Jason Hauptman, MD, PhD, Pediatric Neurosurgeon at Seattle Children’s Hospital talks about a trial for a medication that may help children with epilepsy.
Interview conducted by Ivanhoe Broadcast News in March 2019.
Let’s talk a little bit about the trial. After talking with Doctor Saneto it sounds like it’s super needed because there’s nothing like it out there. What led to the trial and where are we with it?
HAUPTMAN: Great question. One of the greatest challenges we have in the treatment of children with really, really devastating, tough epilepsies – seizures that are no longer responding to medication – is that, once they try surgery, which can work in anywhere from 50 to 60 percent of children, it’s the end of the line as far as the treatment options that we have. There’s still approximately 40 to 50 percent of children who, despite multiple medications and even brain surgery, continue to have seizures. There’s this incredibly unmet need in these children who are finding alternative therapies when they’ve maximized everything that we have to offer.

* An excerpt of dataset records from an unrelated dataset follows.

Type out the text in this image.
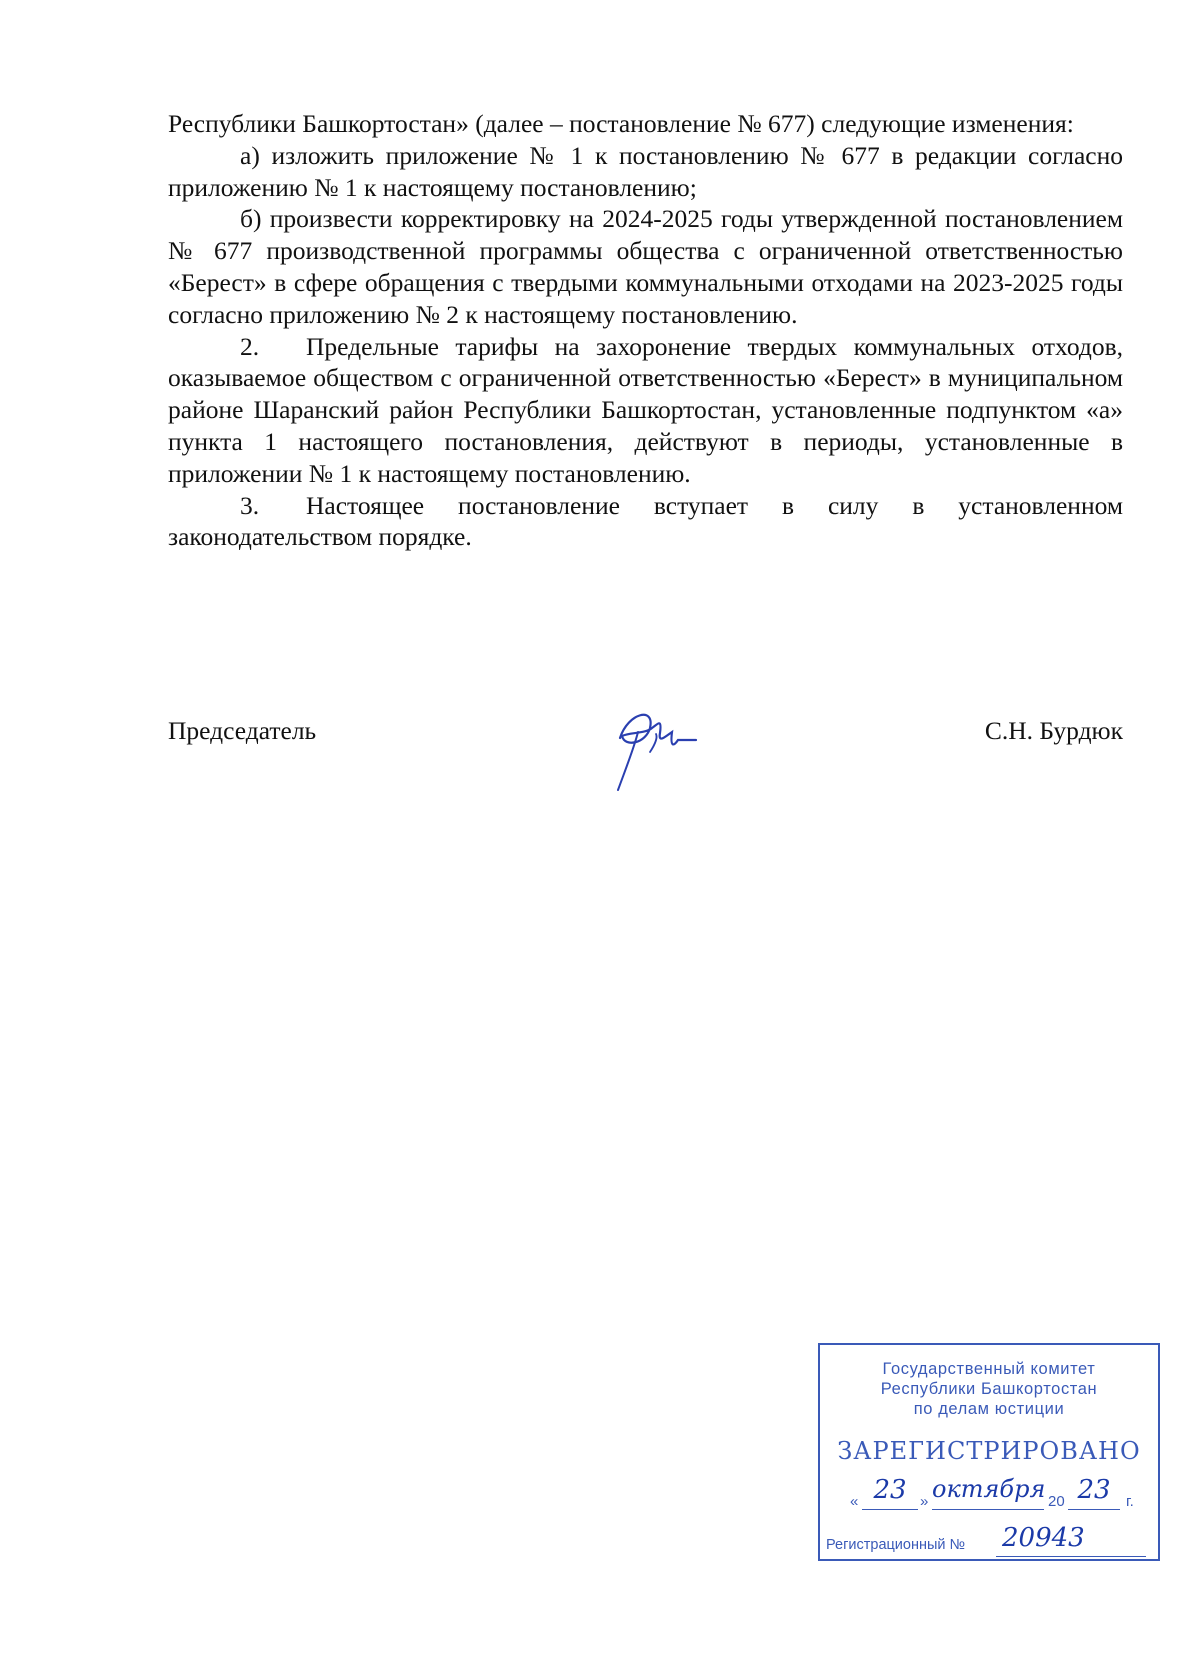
Республики Башкортостан» (далее – постановление № 677) следующие изменения:

а) изложить приложение № 1 к постановлению № 677 в редакции согласно приложению № 1 к настоящему постановлению;

б) произвести корректировку на 2024-2025 годы утвержденной постановлением № 677 производственной программы общества с ограниченной ответственностью «Берест» в сфере обращения с твердыми коммунальными отходами на 2023-2025 годы согласно приложению № 2 к настоящему постановлению.

2. Предельные тарифы на захоронение твердых коммунальных отходов, оказываемое обществом с ограниченной ответственностью «Берест» в муниципальном районе Шаранский район Республики Башкортостан, установленные подпунктом «а» пункта 1 настоящего постановления, действуют в периоды, установленные в приложении № 1 к настоящему постановлению.

3. Настоящее постановление вступает в силу в установленном законодательством порядке.

Председатель	С.Н. Бурдюк
Государственный комитет
Республики Башкортостан
по делам юстиции
ЗАРЕГИСТРИРОВАНО
« 23 » октября 20 23	г.
Регистрационный № 20943
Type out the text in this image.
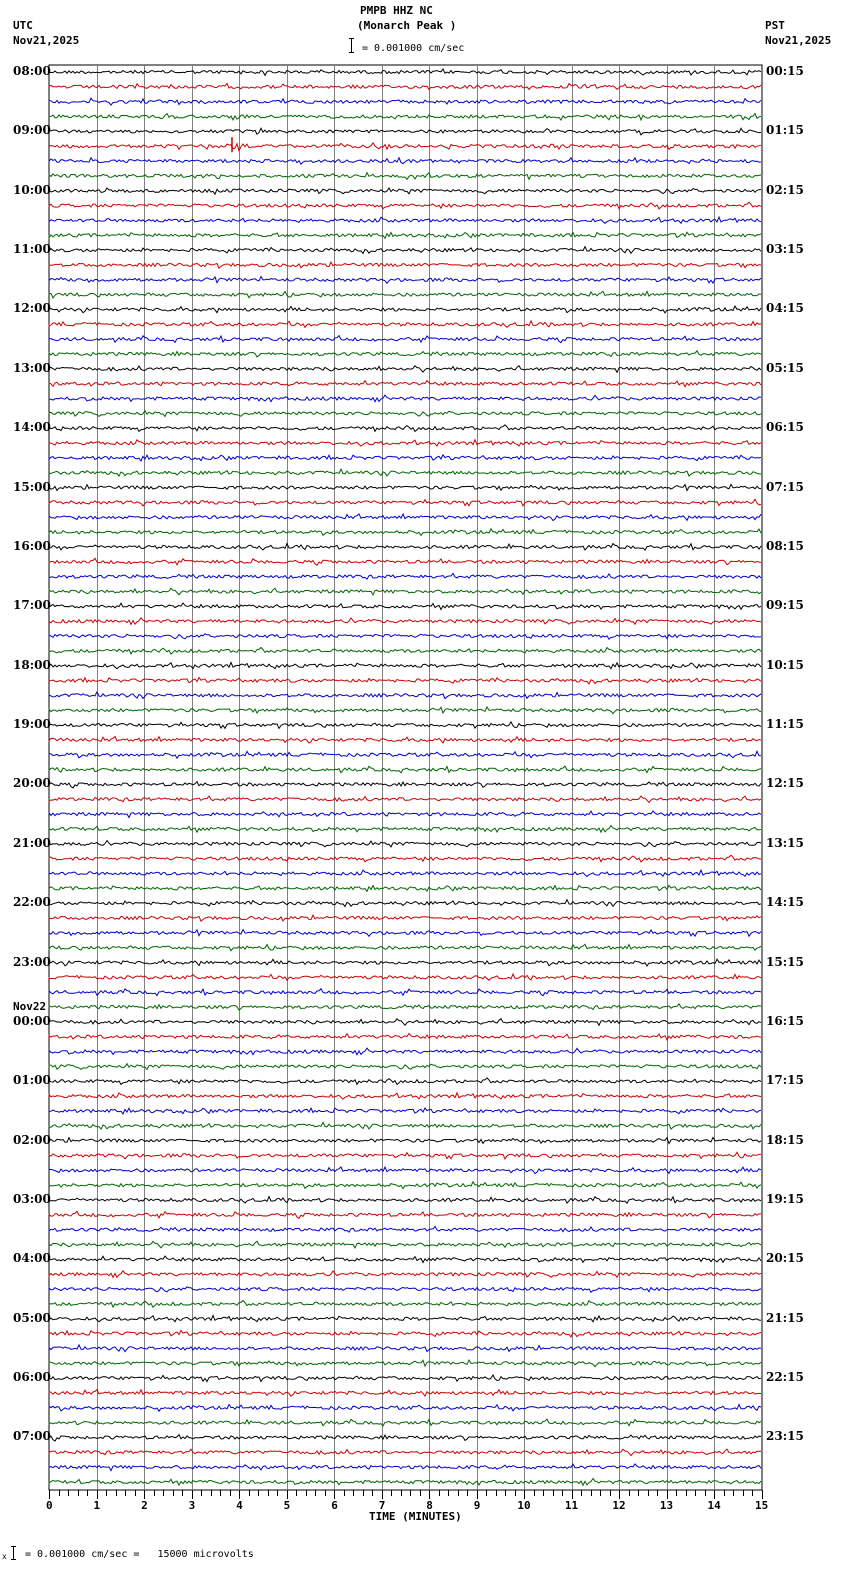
PMPB HHZ NC
(Monarch Peak )
UTC
Nov21,2025
PST
Nov21,2025
= 0.001000 cm/sec
08:00
09:00
10:00
11:00
12:00
13:00
14:00
15:00
16:00
17:00
18:00
19:00
20:00
21:00
22:00
23:00
00:00
Nov22
01:00
02:00
03:00
04:00
05:00
06:00
07:00
00:15
01:15
02:15
03:15
04:15
05:15
06:15
07:15
08:15
09:15
10:15
11:15
12:15
13:15
14:15
15:15
16:15
17:15
18:15
19:15
20:15
21:15
22:15
23:15
0	1	2	3	4	5	6	7	8	9	10	11	12	13	14	15
TIME (MINUTES)
x = 0.001000 cm/sec =   15000 microvolts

Where does the trial come in?
HAUPTMAN: Right now, the trial is aimed for children who have tried everything, including multiple medications and brain surgery to cure them of their seizures. If these are not working, the next step is to try this new medication, a medication that’s been used in other ways for other diseases in the past but never really for this application in this population’s children. Right now with a study, we’re looking at both safety – making sure that children are safe when taking the medication and not having a significant side effects – and we’re also looking for early signs of what we call efficacy, which is how well a medication works, to see if we can benefit these children and reduce their number of seizures.
What’s the mechanism of how the new drug works?
HAUPTMAN: For a long time, many people in the epilepsy community have thought about a particular enzyme, which is a protein when we talk about things at the cellular or molecular level, called MTOR – spelled M, T, O, R. We’ve known for years that this particular enzyme now functions in a genetic disease called tuberous neurosis of which epilepsy is a primary characteristic of that disease. However we’ve learned over the last decade that MTOR not only is dysfunctional in tuberous sclerosis, but also has a role in a variety of other types of epilepsy. This drug works on that particular enzyme or protein. And our thought is that by changing the way this protein acts in these children with epilepsy, we can, in turn, change their epilepsy.
Ultimate goal to use it to completely stop seizures?
HAUPTMAN: If I could have my way, this would be the drug that would end seizures for all children that have intractable epilepsy that doesn’t respond to medication. We’re going for improvement and even that would be a win in my book for these children. And we’re hoping for a cure.
The trial started in August?
HAUPTMAN: Yes.
How many kids are in it?
HAUPTMAN: So far, we’ve completed our first cohort, which was three children at a low dose. And we’re now about to complete our second cohort, which is another three children at a somewhat higher but not significantly higher dose.
And then will there be a third cohort as well?
HAUPTMAN: There will. So once this cohort is closed, we’re going to open one additional cohort at a slightly even higher dose. And that one’s probably going to be at least three – if not – six or more children. And that’s going to end the first phase of this trial.
Are you recruiting?
HAUPTMAN: We are actively recruiting children who have not only epilepsy that’s no longer responding to medication, but epilepsy that has also not been cured by a surgery with the intent to cure.
Any kind of timeframe as to getting to a Phase 2, and if this works, to the public?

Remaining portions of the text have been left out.